The Forever War, by Joe Haldeman
What it is: The story of a reluctant draftee in a 1000-year intersteller war against an advanced alien race, and how he deals with the psychological rigors both of justifying killing creatures in order to "gain" a lifeless rock, and (because of time dilation) returning home to a world he doesn't recognize, with norms he can barely understand.
How I'm liking it so far: An unabashed Vietnam War allegory, The Forever War is one of those "important" books that I've never gotten around to reading... until now! I must say, as I near the end of the book, that I'm impressed. Haldeman really captures the human side of war, and the toll it takes on those who fight it. Moreover, he wraps it all in a well-realized hard(well, hard-ish)-sci-fi setting, and keeps his allegory story-relevant and setting-appropriate--no mean feat when it's as pervasively front-and-center as is the case here.
Recommendation: This is a genre classic (it won the Hugo, the Locus and the Nebula awards), and it's easy to see why. This is no lighthearted space opera, but if you're looking for a bleak but important work of science fiction, The Forever War is a must-read.
Traditional Irish Fairy Tales, by James Stephens
What it is: A collection of Irish legends, sagas, and folklore.
How I'm liking it so far: A mix of pagan and post-Christian stories, the stories in this set vary greatly in tone and... well, "the moral and ethical grounding of their time as reflected in their style" isn't a word we have in the English language, but it'd be useful right about now if we did. What doesn't vary is Stephens' voice, which is dry and reserved in a way I quite enjoyed. These stories aren't presented in a fully academic format, but they are closer to that than most modern adaptations (these were first published in 1920), and the presentation here is more to my taste in any case.
Recommendation: A bit slow-paced, this collection might not appeal to readers looking for something high-engagement or "modern" in its writing style. But with that said, it's an excellent introduction to a few traditional Gaelic heroes and their legendary travails.
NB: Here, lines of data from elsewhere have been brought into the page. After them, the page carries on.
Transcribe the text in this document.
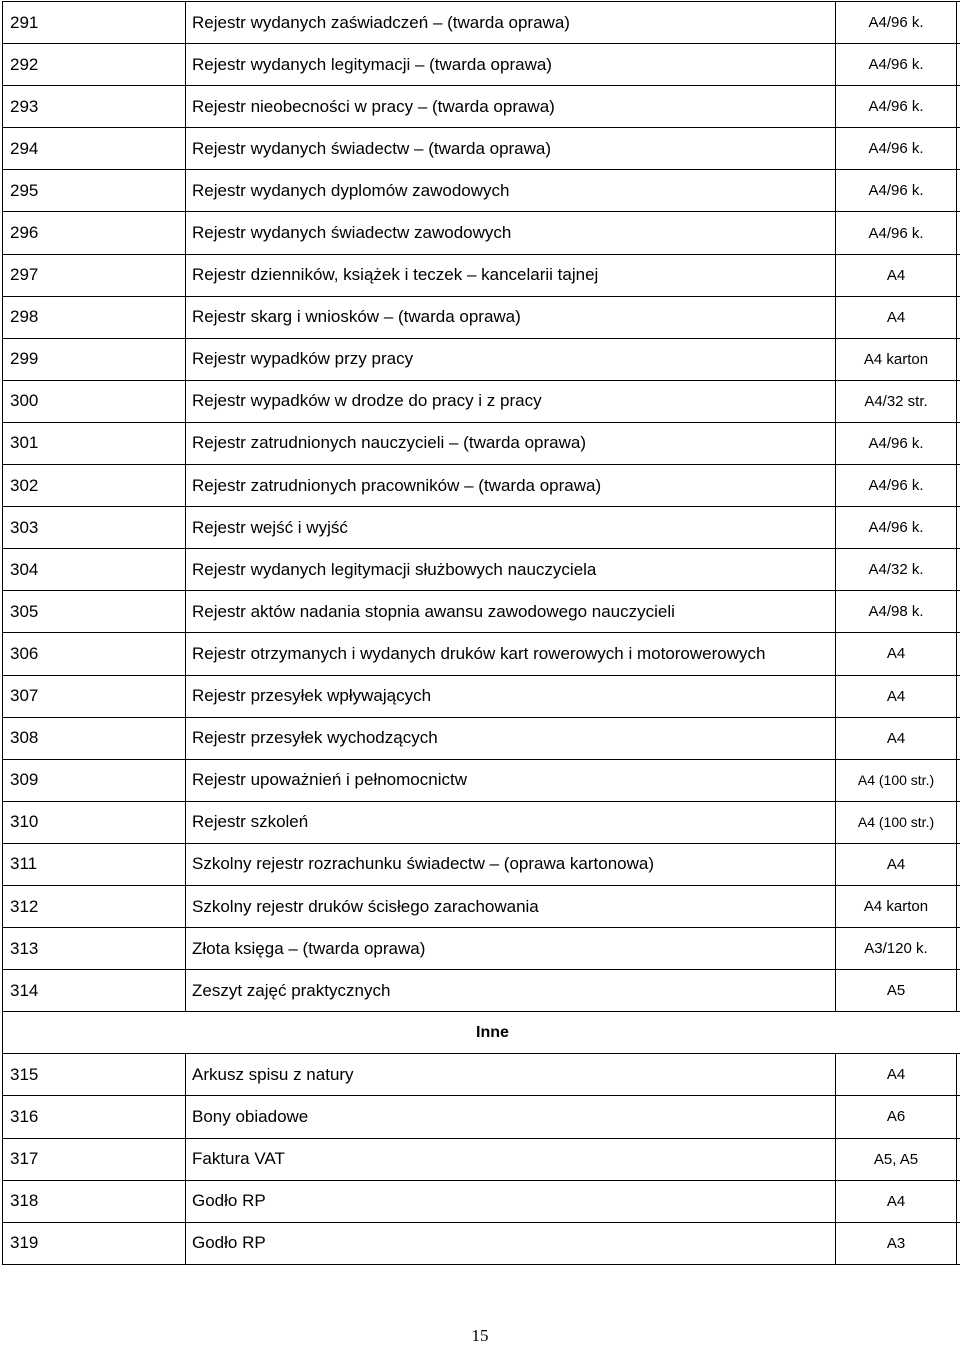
291	Rejestr wydanych zaświadczeń – (twarda oprawa)	A4/96 k.	
292	Rejestr wydanych legitymacji – (twarda oprawa)	A4/96 k.	
293	Rejestr nieobecności w pracy – (twarda oprawa)	A4/96 k.	
294	Rejestr wydanych świadectw – (twarda oprawa)	A4/96 k.	
295	Rejestr wydanych dyplomów zawodowych	A4/96 k.	
296	Rejestr wydanych świadectw zawodowych	A4/96 k.	
297	Rejestr dzienników, książek i teczek – kancelarii tajnej	A4	
298	Rejestr skarg i wniosków – (twarda oprawa)	A4	
299	Rejestr wypadków przy pracy	A4 karton	
300	Rejestr wypadków w drodze do pracy i z pracy	A4/32 str.	
301	Rejestr zatrudnionych nauczycieli – (twarda oprawa)	A4/96 k.	
302	Rejestr zatrudnionych pracowników – (twarda oprawa)	A4/96 k.	
303	Rejestr wejść i wyjść	A4/96 k.	
304	Rejestr wydanych legitymacji służbowych nauczyciela	A4/32 k.	
305	Rejestr aktów nadania stopnia awansu zawodowego nauczycieli	A4/98 k.	
306	Rejestr otrzymanych i wydanych druków kart rowerowych i motorowerowych	A4	
307	Rejestr przesyłek wpływających	A4	
308	Rejestr przesyłek wychodzących	A4	
309	Rejestr upoważnień i pełnomocnictw	A4 (100 str.)	
310	Rejestr szkoleń	A4 (100 str.)	
311	Szkolny rejestr rozrachunku świadectw – (oprawa kartonowa)	A4	
312	Szkolny rejestr druków ścisłego zarachowania	A4 karton	
313	Złota księga – (twarda oprawa)	A3/120 k.	
314	Zeszyt zajęć praktycznych	A5	
Inne			
315	Arkusz spisu z natury	A4	
316	Bony obiadowe	A6	
317	Faktura VAT	A5, A5	
318	Godło RP	A4	
319	Godło RP	A3	
15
An Era of Darkness: The British Empire in India, by Shashi Tharoor
What it is: A history of the British colonization/occupation of India, aimed specifically at refuting the idea that there was anything benevolent or moral about the military and civilian atrocities committed by Britain.
How I'm liking it so far: Before I started reading this book, I don't think I would have described British colonialism in India as "benevolent," but I certainly thought of it as much less brutal and more humane than, say, the French colonialism in Southeast Asia, or Belgian in Africa. Tharoor directly attacks the idea that British actions were either a civilizing or a moderating influence, and he doesn't lack for evidence; this book reads like a list of atrocities (ranging from humanitarian to fiscal to purely ethical), all meticulously documented. It's frankly overwhelming--but that's its intention.
Recommendation: Anyone whose picture of British colonialism is heavily colored by Kipling (as mine is) should read this book, if only to help disabuse any misperceptions which that perspective might allow to fester. Anyone whose immediate reaction to my summary is to think "okay, but..." should also pick this book up, as it directly addresses and refutes all of the common apologetics. Just don't read this story if you don't want to be numbed and appalled in equal measure.
Seven-Point Star, by G.S. Taylor
What it is: In an alternate history where the Central Powers won WWI thanks to their development and research of magical powers, a professional thief finds that a failed heist thrusts her into the center of techno-magical war of intrigue.
How I'm liking it so far: The debut book by the author (better known in ponyfic circles as Jawjoe), this is a story I've only just started. Even at this early juncture, though, it seems to have many of the hallmarks which I associate with him as an author: self-aware use of common tropes, a fug of cynicism which envelops characters and setting alike, biting sarcasm, and a tendency to use the authorial soapbox to its fullest. So far, I find I'm liking the mix quite well--the "cynicism" thing in particular plays much better in an original setting than it sometimes did in Equestria. There's a bit more "take that" in some of the AU developments than I felt was strictly necessary, but that's my only substantive complaint at this point, and the mix of humor (again, mostly in the form of sarcasm) and intrigue has me expecting good things going forward.
Recommendation: If you like plots-within-plots and fiction with a bit of bite, this would be a good choice. At three bucks, it'd also be a good, inexpensive purchase if you feel like supporting a (former) ponyfic author. You know, if that's the sort of thing that matters to you.